For Tarang Amin, chief executive officer of E.l.f. Beauty, the third time’s the charm.
During his third time speaking at WWD’s annual Beauty CEO Summit, the executive who has led E.l.f. through 16 consecutive quarters of growth said it’s taken him his decades spent in consumer goods to find his winning strategies.
“I’ve been in the consumer space for 32 years, helping build brands in sectors as varied as food to paper to home care,” he said. “I spent eight years on Pantene as part of a team that moved sales from $50 million to $2 billion, a forty-fold increase, and I’ve now been CEO of E.l.f. Beauty for over nine years, helping grow shareholder equity from $135 million to $5 billion.”
Amin’s formula for success is threefold — ”Find yourself, disrupt your industry, and aspire to change the world,” he said — and it’s a through-line that has defined his entire career.
“For much of my time, I felt like an outsider,” Amin said. “Just a couple of years ago, I was on this stage, talking about finding your superpowers. The more I reflected on it, I realized my outsider perspective is perhaps my superpower.
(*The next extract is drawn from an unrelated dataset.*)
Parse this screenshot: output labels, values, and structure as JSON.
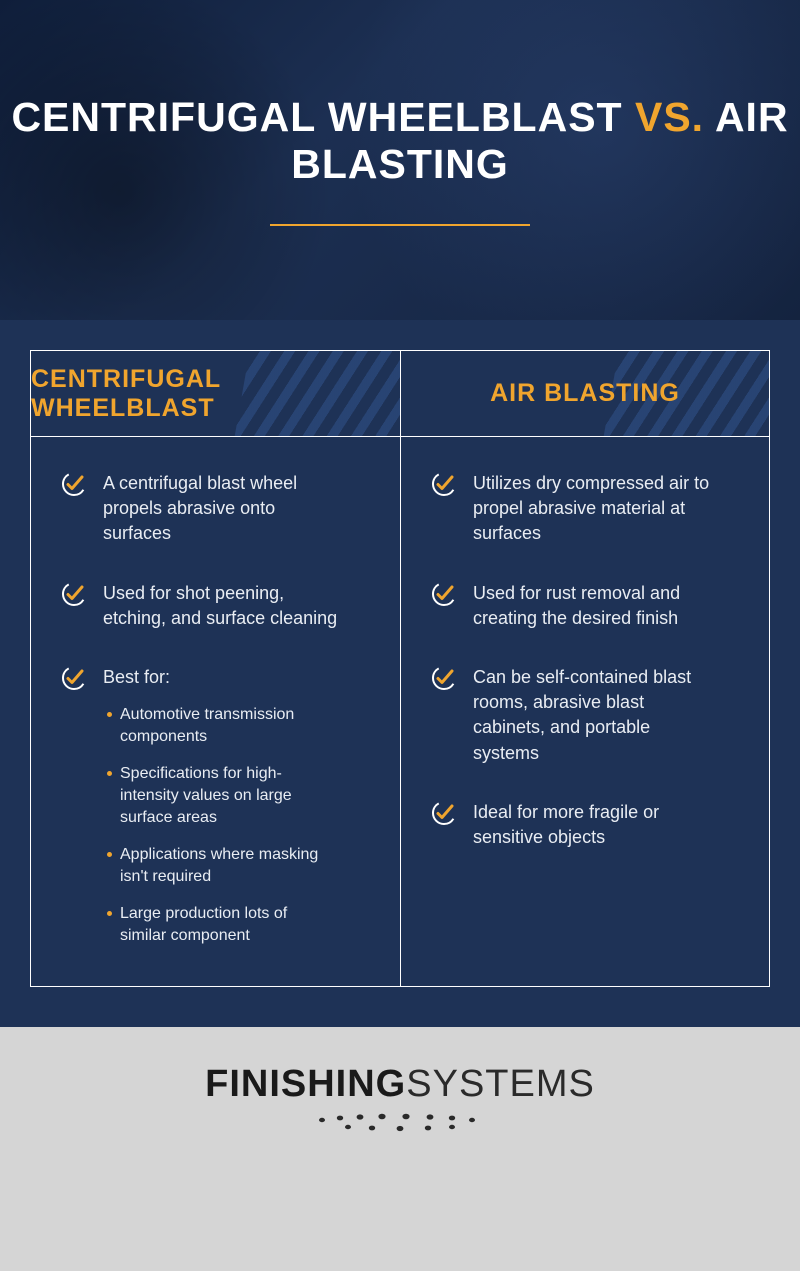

I had to look no further than inspiration from our founders, who brought a new perspective and a new value to our industry.”
That penchant for industry disruption extends across all aspects of the company, including its workforce. E.l.f.’s employee base is more than 75 percent women and more than 65 percent Millennial and Gen Z. “There was an area of the industry I didn’t like — people at the top will get to toil for years before being assured financial security for your family,” Amin said. “Incentive systems were misaligned and causing conflict. We changed our system to create wealth for our employees and align us as one team in the beauty space. We’ve given away over $100 million of equity just with our employees.”
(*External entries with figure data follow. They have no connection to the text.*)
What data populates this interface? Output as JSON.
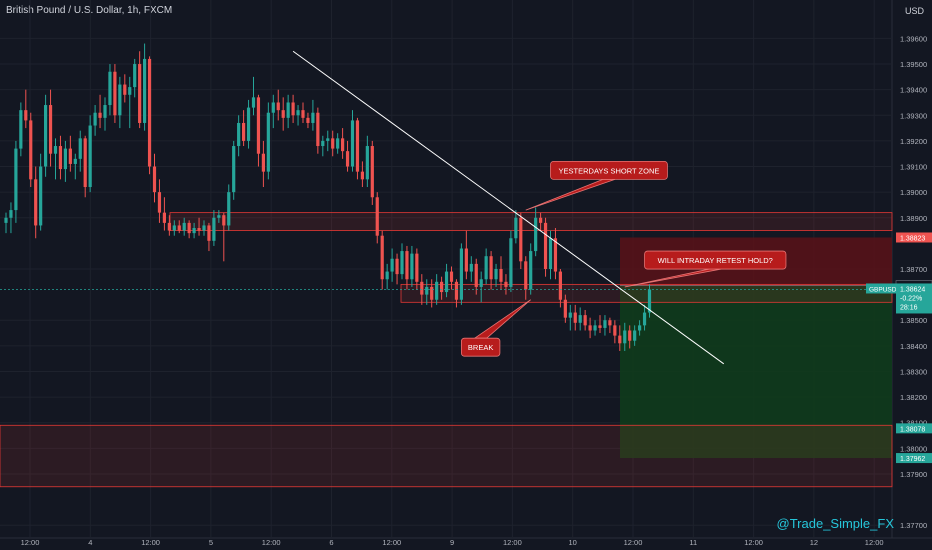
{
  "header": {
    "title": "British Pound / U.S. Dollar, 1h, FXCM",
    "currency": "USD"
  },
  "watermark": "@Trade_Simple_FX",
  "colors": {
    "background": "#131722",
    "up": "#26a69a",
    "down": "#ef5350",
    "zone_stroke": "#e53935",
    "stop_fill": "#5a1218",
    "target_fill": "#0f3b1c",
    "callout_fill": "#b71c1c",
    "trendline": "#ffffff",
    "watermark": "#26c6da"
  },
  "chart_data": {
    "type": "candlestick",
    "symbol": "GBPUSD",
    "timeframe": "1h",
    "ylim": [
      1.3765,
      1.3975
    ],
    "yticks": [
      "1.39600",
      "1.39500",
      "1.39400",
      "1.39300",
      "1.39200",
      "1.39100",
      "1.39000",
      "1.38900",
      "1.38700",
      "1.38500",
      "1.38400",
      "1.38300",
      "1.38200",
      "1.38100",
      "1.38000",
      "1.37900",
      "1.37700"
    ],
    "xticks": [
      "12:00",
      "4",
      "12:00",
      "5",
      "12:00",
      "6",
      "12:00",
      "9",
      "12:00",
      "10",
      "12:00",
      "11",
      "12:00",
      "12",
      "12:00"
    ],
    "price_labels": [
      {
        "label": "1.38823",
        "value": 1.38823,
        "color": "#ef5350"
      },
      {
        "label": "1.38635",
        "value": 1.38635,
        "color": "#131722"
      },
      {
        "label": "GBPUSD",
        "value": 1.38624,
        "color": "#26a69a",
        "extra": [
          "1.38624",
          "-0.22%",
          "28:16"
        ]
      },
      {
        "label": "1.38078",
        "value": 1.38078,
        "color": "#26a69a"
      },
      {
        "label": "1.37962",
        "value": 1.37962,
        "color": "#26a69a"
      }
    ],
    "zones": [
      {
        "name": "upper-zone",
        "y1": 1.3892,
        "y2": 1.3885
      },
      {
        "name": "middle-zone",
        "y1": 1.3864,
        "y2": 1.3857
      },
      {
        "name": "lower-zone",
        "y1": 1.3809,
        "y2": 1.3785
      }
    ],
    "position": {
      "entry": 1.38635,
      "stop": 1.38823,
      "target": 1.37962
    },
    "trendline": [
      {
        "t": 58,
        "p": 1.3955
      },
      {
        "t": 145,
        "p": 1.3833
      }
    ],
    "callouts": [
      {
        "text": "YESTERDAYS SHORT ZONE",
        "box_t": 110,
        "box_p": 1.3912,
        "arrow_t": 105,
        "arrow_p": 1.3893
      },
      {
        "text": "WILL INTRADAY RETEST HOLD?",
        "box_t": 129,
        "box_p": 1.3877,
        "arrow_t": 125,
        "arrow_p": 1.3863
      },
      {
        "text": "BREAK",
        "box_t": 92,
        "box_p": 1.3843,
        "arrow_t": 106,
        "arrow_p": 1.3858
      }
    ],
    "candles": [
      {
        "o": 1.3888,
        "h": 1.3892,
        "l": 1.3884,
        "c": 1.389
      },
      {
        "o": 1.389,
        "h": 1.3896,
        "l": 1.3884,
        "c": 1.3893
      },
      {
        "o": 1.3893,
        "h": 1.392,
        "l": 1.3888,
        "c": 1.3917
      },
      {
        "o": 1.3917,
        "h": 1.3935,
        "l": 1.3914,
        "c": 1.3932
      },
      {
        "o": 1.3932,
        "h": 1.394,
        "l": 1.3925,
        "c": 1.3928
      },
      {
        "o": 1.3928,
        "h": 1.3931,
        "l": 1.3902,
        "c": 1.3905
      },
      {
        "o": 1.3905,
        "h": 1.391,
        "l": 1.3882,
        "c": 1.3887
      },
      {
        "o": 1.3887,
        "h": 1.3915,
        "l": 1.3885,
        "c": 1.391
      },
      {
        "o": 1.391,
        "h": 1.3938,
        "l": 1.3906,
        "c": 1.3934
      },
      {
        "o": 1.3934,
        "h": 1.394,
        "l": 1.391,
        "c": 1.3915
      },
      {
        "o": 1.3915,
        "h": 1.3921,
        "l": 1.3905,
        "c": 1.3918
      },
      {
        "o": 1.3918,
        "h": 1.3922,
        "l": 1.3905,
        "c": 1.3909
      },
      {
        "o": 1.3909,
        "h": 1.392,
        "l": 1.3904,
        "c": 1.3917
      },
      {
        "o": 1.3917,
        "h": 1.3922,
        "l": 1.3908,
        "c": 1.3911
      },
      {
        "o": 1.3911,
        "h": 1.3915,
        "l": 1.3905,
        "c": 1.3913
      },
      {
        "o": 1.3913,
        "h": 1.3924,
        "l": 1.3908,
        "c": 1.3921
      },
      {
        "o": 1.3921,
        "h": 1.3922,
        "l": 1.3898,
        "c": 1.3902
      },
      {
        "o": 1.3902,
        "h": 1.393,
        "l": 1.39,
        "c": 1.3926
      },
      {
        "o": 1.3926,
        "h": 1.3934,
        "l": 1.3922,
        "c": 1.3931
      },
      {
        "o": 1.3931,
        "h": 1.3938,
        "l": 1.3925,
        "c": 1.3929
      },
      {
        "o": 1.3929,
        "h": 1.3937,
        "l": 1.3924,
        "c": 1.3934
      },
      {
        "o": 1.3934,
        "h": 1.395,
        "l": 1.393,
        "c": 1.3947
      },
      {
        "o": 1.3947,
        "h": 1.395,
        "l": 1.3927,
        "c": 1.393
      },
      {
        "o": 1.393,
        "h": 1.3945,
        "l": 1.3925,
        "c": 1.3942
      },
      {
        "o": 1.3942,
        "h": 1.3946,
        "l": 1.3935,
        "c": 1.3938
      },
      {
        "o": 1.3938,
        "h": 1.3945,
        "l": 1.3925,
        "c": 1.3941
      },
      {
        "o": 1.3941,
        "h": 1.3952,
        "l": 1.3937,
        "c": 1.395
      },
      {
        "o": 1.395,
        "h": 1.3955,
        "l": 1.3925,
        "c": 1.3927
      },
      {
        "o": 1.3927,
        "h": 1.3958,
        "l": 1.3924,
        "c": 1.3952
      },
      {
        "o": 1.3952,
        "h": 1.3953,
        "l": 1.3907,
        "c": 1.391
      },
      {
        "o": 1.391,
        "h": 1.3915,
        "l": 1.3896,
        "c": 1.39
      },
      {
        "o": 1.39,
        "h": 1.3905,
        "l": 1.3888,
        "c": 1.3892
      },
      {
        "o": 1.3892,
        "h": 1.3898,
        "l": 1.3885,
        "c": 1.3888
      },
      {
        "o": 1.3888,
        "h": 1.3891,
        "l": 1.3883,
        "c": 1.3885
      },
      {
        "o": 1.3885,
        "h": 1.3889,
        "l": 1.3883,
        "c": 1.3887
      },
      {
        "o": 1.3887,
        "h": 1.3889,
        "l": 1.3884,
        "c": 1.3885
      },
      {
        "o": 1.3885,
        "h": 1.389,
        "l": 1.3883,
        "c": 1.3888
      },
      {
        "o": 1.3888,
        "h": 1.3889,
        "l": 1.3882,
        "c": 1.3884
      },
      {
        "o": 1.3884,
        "h": 1.3888,
        "l": 1.3882,
        "c": 1.3886
      },
      {
        "o": 1.3886,
        "h": 1.389,
        "l": 1.3883,
        "c": 1.3885
      },
      {
        "o": 1.3885,
        "h": 1.3889,
        "l": 1.3883,
        "c": 1.3887
      },
      {
        "o": 1.3887,
        "h": 1.3888,
        "l": 1.3877,
        "c": 1.3881
      },
      {
        "o": 1.3881,
        "h": 1.3893,
        "l": 1.3879,
        "c": 1.389
      },
      {
        "o": 1.389,
        "h": 1.3893,
        "l": 1.3888,
        "c": 1.3891
      },
      {
        "o": 1.3891,
        "h": 1.3892,
        "l": 1.3873,
        "c": 1.3887
      },
      {
        "o": 1.3887,
        "h": 1.3903,
        "l": 1.3885,
        "c": 1.39
      },
      {
        "o": 1.39,
        "h": 1.392,
        "l": 1.3897,
        "c": 1.3918
      },
      {
        "o": 1.3918,
        "h": 1.393,
        "l": 1.3914,
        "c": 1.3927
      },
      {
        "o": 1.3927,
        "h": 1.3932,
        "l": 1.3918,
        "c": 1.392
      },
      {
        "o": 1.392,
        "h": 1.3936,
        "l": 1.3917,
        "c": 1.3933
      },
      {
        "o": 1.3933,
        "h": 1.3945,
        "l": 1.393,
        "c": 1.3937
      },
      {
        "o": 1.3937,
        "h": 1.3938,
        "l": 1.391,
        "c": 1.3915
      },
      {
        "o": 1.3915,
        "h": 1.392,
        "l": 1.3902,
        "c": 1.3908
      },
      {
        "o": 1.3908,
        "h": 1.3935,
        "l": 1.3905,
        "c": 1.3931
      },
      {
        "o": 1.3931,
        "h": 1.3938,
        "l": 1.3925,
        "c": 1.3935
      },
      {
        "o": 1.3935,
        "h": 1.394,
        "l": 1.3928,
        "c": 1.3932
      },
      {
        "o": 1.3932,
        "h": 1.3937,
        "l": 1.3924,
        "c": 1.3929
      },
      {
        "o": 1.3929,
        "h": 1.3938,
        "l": 1.3925,
        "c": 1.3935
      },
      {
        "o": 1.3935,
        "h": 1.3938,
        "l": 1.3927,
        "c": 1.393
      },
      {
        "o": 1.393,
        "h": 1.3934,
        "l": 1.3926,
        "c": 1.3932
      },
      {
        "o": 1.3932,
        "h": 1.3935,
        "l": 1.3927,
        "c": 1.3929
      },
      {
        "o": 1.3929,
        "h": 1.3931,
        "l": 1.3925,
        "c": 1.3927
      },
      {
        "o": 1.3927,
        "h": 1.3936,
        "l": 1.3924,
        "c": 1.3931
      },
      {
        "o": 1.3931,
        "h": 1.3933,
        "l": 1.3915,
        "c": 1.3918
      },
      {
        "o": 1.3918,
        "h": 1.3922,
        "l": 1.3914,
        "c": 1.392
      },
      {
        "o": 1.392,
        "h": 1.3924,
        "l": 1.3916,
        "c": 1.3921
      },
      {
        "o": 1.3921,
        "h": 1.3924,
        "l": 1.3914,
        "c": 1.3917
      },
      {
        "o": 1.3917,
        "h": 1.3923,
        "l": 1.3915,
        "c": 1.3921
      },
      {
        "o": 1.3921,
        "h": 1.3925,
        "l": 1.3913,
        "c": 1.3916
      },
      {
        "o": 1.3916,
        "h": 1.392,
        "l": 1.3908,
        "c": 1.391
      },
      {
        "o": 1.391,
        "h": 1.3932,
        "l": 1.3908,
        "c": 1.3928
      },
      {
        "o": 1.3928,
        "h": 1.3929,
        "l": 1.3905,
        "c": 1.3908
      },
      {
        "o": 1.3908,
        "h": 1.3912,
        "l": 1.3902,
        "c": 1.3905
      },
      {
        "o": 1.3905,
        "h": 1.3922,
        "l": 1.3902,
        "c": 1.3918
      },
      {
        "o": 1.3918,
        "h": 1.392,
        "l": 1.3895,
        "c": 1.3898
      },
      {
        "o": 1.3898,
        "h": 1.39,
        "l": 1.388,
        "c": 1.3883
      },
      {
        "o": 1.3883,
        "h": 1.3885,
        "l": 1.3862,
        "c": 1.3866
      },
      {
        "o": 1.3866,
        "h": 1.3872,
        "l": 1.3862,
        "c": 1.3869
      },
      {
        "o": 1.3869,
        "h": 1.3878,
        "l": 1.3865,
        "c": 1.3874
      },
      {
        "o": 1.3874,
        "h": 1.3876,
        "l": 1.3864,
        "c": 1.3868
      },
      {
        "o": 1.3868,
        "h": 1.388,
        "l": 1.3866,
        "c": 1.3877
      },
      {
        "o": 1.3877,
        "h": 1.3879,
        "l": 1.3862,
        "c": 1.3866
      },
      {
        "o": 1.3866,
        "h": 1.3879,
        "l": 1.3863,
        "c": 1.3876
      },
      {
        "o": 1.3876,
        "h": 1.3878,
        "l": 1.3862,
        "c": 1.3865
      },
      {
        "o": 1.3865,
        "h": 1.3868,
        "l": 1.3856,
        "c": 1.386
      },
      {
        "o": 1.386,
        "h": 1.3866,
        "l": 1.3856,
        "c": 1.3863
      },
      {
        "o": 1.3863,
        "h": 1.3866,
        "l": 1.3855,
        "c": 1.3858
      },
      {
        "o": 1.3858,
        "h": 1.3868,
        "l": 1.3856,
        "c": 1.3865
      },
      {
        "o": 1.3865,
        "h": 1.3867,
        "l": 1.3858,
        "c": 1.3861
      },
      {
        "o": 1.3861,
        "h": 1.3872,
        "l": 1.3859,
        "c": 1.3869
      },
      {
        "o": 1.3869,
        "h": 1.3871,
        "l": 1.3862,
        "c": 1.3865
      },
      {
        "o": 1.3865,
        "h": 1.3866,
        "l": 1.3855,
        "c": 1.3858
      },
      {
        "o": 1.3858,
        "h": 1.388,
        "l": 1.3856,
        "c": 1.3878
      },
      {
        "o": 1.3878,
        "h": 1.3885,
        "l": 1.3866,
        "c": 1.3869
      },
      {
        "o": 1.3869,
        "h": 1.3875,
        "l": 1.3865,
        "c": 1.3872
      },
      {
        "o": 1.3872,
        "h": 1.3874,
        "l": 1.386,
        "c": 1.3863
      },
      {
        "o": 1.3863,
        "h": 1.3869,
        "l": 1.3857,
        "c": 1.3866
      },
      {
        "o": 1.3866,
        "h": 1.3878,
        "l": 1.3864,
        "c": 1.3875
      },
      {
        "o": 1.3875,
        "h": 1.3877,
        "l": 1.3862,
        "c": 1.3866
      },
      {
        "o": 1.3866,
        "h": 1.3872,
        "l": 1.3863,
        "c": 1.387
      },
      {
        "o": 1.387,
        "h": 1.3875,
        "l": 1.3862,
        "c": 1.3865
      },
      {
        "o": 1.3865,
        "h": 1.3868,
        "l": 1.386,
        "c": 1.3863
      },
      {
        "o": 1.3863,
        "h": 1.3885,
        "l": 1.3861,
        "c": 1.3882
      },
      {
        "o": 1.3882,
        "h": 1.3893,
        "l": 1.388,
        "c": 1.389
      },
      {
        "o": 1.389,
        "h": 1.3892,
        "l": 1.387,
        "c": 1.3873
      },
      {
        "o": 1.3873,
        "h": 1.3875,
        "l": 1.3858,
        "c": 1.3862
      },
      {
        "o": 1.3862,
        "h": 1.388,
        "l": 1.386,
        "c": 1.3877
      },
      {
        "o": 1.3877,
        "h": 1.3894,
        "l": 1.3875,
        "c": 1.389
      },
      {
        "o": 1.389,
        "h": 1.3892,
        "l": 1.3885,
        "c": 1.3888
      },
      {
        "o": 1.3888,
        "h": 1.389,
        "l": 1.3867,
        "c": 1.387
      },
      {
        "o": 1.387,
        "h": 1.3885,
        "l": 1.3866,
        "c": 1.3882
      },
      {
        "o": 1.3882,
        "h": 1.3886,
        "l": 1.3866,
        "c": 1.3869
      },
      {
        "o": 1.3869,
        "h": 1.387,
        "l": 1.3855,
        "c": 1.3858
      },
      {
        "o": 1.3858,
        "h": 1.386,
        "l": 1.3849,
        "c": 1.3851
      },
      {
        "o": 1.3851,
        "h": 1.3856,
        "l": 1.3846,
        "c": 1.3853
      },
      {
        "o": 1.3853,
        "h": 1.3856,
        "l": 1.3846,
        "c": 1.3849
      },
      {
        "o": 1.3849,
        "h": 1.3855,
        "l": 1.3846,
        "c": 1.3852
      },
      {
        "o": 1.3852,
        "h": 1.3854,
        "l": 1.3846,
        "c": 1.3848
      },
      {
        "o": 1.3848,
        "h": 1.3851,
        "l": 1.3843,
        "c": 1.3846
      },
      {
        "o": 1.3846,
        "h": 1.385,
        "l": 1.3844,
        "c": 1.3848
      },
      {
        "o": 1.3848,
        "h": 1.3852,
        "l": 1.3845,
        "c": 1.3847
      },
      {
        "o": 1.3847,
        "h": 1.3852,
        "l": 1.3844,
        "c": 1.385
      },
      {
        "o": 1.385,
        "h": 1.3851,
        "l": 1.3845,
        "c": 1.3848
      },
      {
        "o": 1.3848,
        "h": 1.385,
        "l": 1.3841,
        "c": 1.3844
      },
      {
        "o": 1.3844,
        "h": 1.3848,
        "l": 1.3838,
        "c": 1.3841
      },
      {
        "o": 1.3841,
        "h": 1.3849,
        "l": 1.3838,
        "c": 1.3846
      },
      {
        "o": 1.3846,
        "h": 1.3848,
        "l": 1.3839,
        "c": 1.3842
      },
      {
        "o": 1.3842,
        "h": 1.3848,
        "l": 1.384,
        "c": 1.3846
      },
      {
        "o": 1.3846,
        "h": 1.385,
        "l": 1.3844,
        "c": 1.3848
      },
      {
        "o": 1.3848,
        "h": 1.3856,
        "l": 1.3846,
        "c": 1.3853
      },
      {
        "o": 1.3853,
        "h": 1.3864,
        "l": 1.3851,
        "c": 1.3862
      }
    ]
  }
}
Beyond that, Amin strives to create a collaborative culture. “How do we develop passionate relationships, encourage healthy conflict and demand mutual accountability?” he said. “You might be thinking we’re way too generous with our employees, but it’s well known that higher engagement leads to higher productivity. In fact, when you look at sales and profit per employee, E.l.f. is three to five times more productive.”
The result is a corporation that brings prestige-quality formulas and trends to mass market, and often, before anyone else. The secret lies in the marketing.
“I often think of us more as an entertainment company that happens to sell cosmetics and skin care,” Amin said. “We love entertaining, either on our own channel, or when we’re dramatizing the benefit of our Power Grip Primer and the entertainment value of its stickiness, teaming up with Jennifer Coolidge and our first foray into TV.”
His strategy seems to be working. “We’re driving over half a billion dollars of net sales, and a $5 billion market cap with 350 employees,” he said. “So, we’re pretty bullish about the future.”